United Methodist Bishop Robert Schnase writes of the Five Practices of Fruitful Congregations. Radical Hospitality, Passionate Worship, Intentional Faith Development, Risk-Taking Mission and Service, and Extravagant Generosity. He says each one of these practices is essential for a church to be vital and fruitful, and failure to perform them in an exemplary way leads to congregational deterioration and decline.
We studied this book as a session in the spring. In September I began to encourage you in my sermons to focus on two of them: Radical Hospitality and Intentional Faith Development. I set a vision before you, asking you to imagine, pray for and work towards inviting, welcoming and embracing the next 100 people into the life of the church.
It is my role to keep this vision before you. And to encourage you as I have been encouraged. Since September, we have a new mom’s group that is beginning to meet (see Elizabeth Negus) and a new Bible study is beginning this week on Fridays during lunch (see Kate Anderson or Mike Eversmeyer). I am starting a new weekly prayer group on Wednesday mornings.
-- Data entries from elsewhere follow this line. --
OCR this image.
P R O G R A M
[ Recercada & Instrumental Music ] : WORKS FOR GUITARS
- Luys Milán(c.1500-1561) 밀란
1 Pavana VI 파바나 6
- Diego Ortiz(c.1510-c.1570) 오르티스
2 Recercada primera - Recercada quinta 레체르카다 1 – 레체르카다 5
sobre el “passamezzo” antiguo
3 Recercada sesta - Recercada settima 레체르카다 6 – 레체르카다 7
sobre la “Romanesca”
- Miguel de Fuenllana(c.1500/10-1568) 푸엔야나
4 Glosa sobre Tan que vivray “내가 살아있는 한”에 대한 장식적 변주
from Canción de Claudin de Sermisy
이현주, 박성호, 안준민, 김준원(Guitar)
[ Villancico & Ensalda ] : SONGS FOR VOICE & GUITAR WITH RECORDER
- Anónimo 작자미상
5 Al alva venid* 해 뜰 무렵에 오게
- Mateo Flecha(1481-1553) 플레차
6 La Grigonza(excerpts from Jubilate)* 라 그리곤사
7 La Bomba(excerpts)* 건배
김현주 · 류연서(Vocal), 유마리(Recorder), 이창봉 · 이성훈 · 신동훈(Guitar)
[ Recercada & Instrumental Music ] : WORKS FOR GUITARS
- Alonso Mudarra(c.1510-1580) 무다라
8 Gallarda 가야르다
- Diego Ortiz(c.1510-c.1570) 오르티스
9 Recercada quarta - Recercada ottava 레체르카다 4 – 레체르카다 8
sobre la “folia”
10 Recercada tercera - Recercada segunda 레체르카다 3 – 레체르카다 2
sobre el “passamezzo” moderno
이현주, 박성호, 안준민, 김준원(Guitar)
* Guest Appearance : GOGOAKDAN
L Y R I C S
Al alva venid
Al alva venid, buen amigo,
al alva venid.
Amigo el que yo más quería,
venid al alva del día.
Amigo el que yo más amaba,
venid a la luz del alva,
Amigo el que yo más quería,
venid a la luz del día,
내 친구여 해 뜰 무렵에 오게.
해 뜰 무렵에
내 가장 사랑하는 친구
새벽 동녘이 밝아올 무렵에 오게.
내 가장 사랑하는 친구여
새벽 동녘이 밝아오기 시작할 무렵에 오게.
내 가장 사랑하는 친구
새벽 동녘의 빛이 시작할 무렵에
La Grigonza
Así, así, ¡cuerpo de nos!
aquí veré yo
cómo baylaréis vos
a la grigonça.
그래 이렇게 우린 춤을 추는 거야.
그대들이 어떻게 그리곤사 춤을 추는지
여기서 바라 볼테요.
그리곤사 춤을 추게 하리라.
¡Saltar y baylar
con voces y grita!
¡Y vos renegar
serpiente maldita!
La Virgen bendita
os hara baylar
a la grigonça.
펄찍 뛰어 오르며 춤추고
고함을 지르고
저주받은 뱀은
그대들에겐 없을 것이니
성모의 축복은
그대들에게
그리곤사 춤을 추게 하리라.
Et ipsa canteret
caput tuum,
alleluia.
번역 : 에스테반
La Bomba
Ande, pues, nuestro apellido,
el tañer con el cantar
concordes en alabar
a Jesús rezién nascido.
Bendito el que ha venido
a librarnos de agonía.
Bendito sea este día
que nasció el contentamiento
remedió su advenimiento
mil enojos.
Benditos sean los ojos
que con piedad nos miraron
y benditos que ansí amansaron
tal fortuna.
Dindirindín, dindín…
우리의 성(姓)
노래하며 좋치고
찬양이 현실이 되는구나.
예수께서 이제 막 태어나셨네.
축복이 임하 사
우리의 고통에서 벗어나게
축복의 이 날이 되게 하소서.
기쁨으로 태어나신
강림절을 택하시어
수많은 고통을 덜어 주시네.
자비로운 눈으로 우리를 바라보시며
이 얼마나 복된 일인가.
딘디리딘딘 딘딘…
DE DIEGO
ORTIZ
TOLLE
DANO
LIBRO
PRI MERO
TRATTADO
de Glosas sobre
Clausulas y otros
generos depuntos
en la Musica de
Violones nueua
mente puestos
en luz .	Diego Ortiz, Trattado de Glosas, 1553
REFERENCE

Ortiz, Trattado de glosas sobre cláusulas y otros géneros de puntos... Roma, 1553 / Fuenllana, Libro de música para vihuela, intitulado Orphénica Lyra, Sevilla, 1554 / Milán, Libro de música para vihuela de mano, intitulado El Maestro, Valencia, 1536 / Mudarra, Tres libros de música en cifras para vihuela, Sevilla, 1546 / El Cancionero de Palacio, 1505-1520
A group went to a wine tasting at a local winery. Our church joined with Emmaus CafĂ© guests and ate together as Jesus taught us to do, as we celebrated 10 years of this “risk-taking” ministry. Yesterday 18 men gathered to listen to Father Richard Rohr talk (via webcast) about the role of men and male spirituality. These are all signs of God doing a new thing in our midst.
Hospitality: let’s be aware of those who come to this building and invite them to our small groups (faith development). But more importantly, let’s be the church in the world, knowing that many people will not come to be with us on Sunday mornings, but they will come to Ardon Creek Winery or to a bible study at your house.
As I near the end of three years as your pastor, I am encourage and inspired. We continue to be savvy, letting go of some things, gathering up new. But in all things we must be faithful to the gospel good news of Jesus, news that teaches us to be people of resurrection living in a world that seems to love fighting, death and war.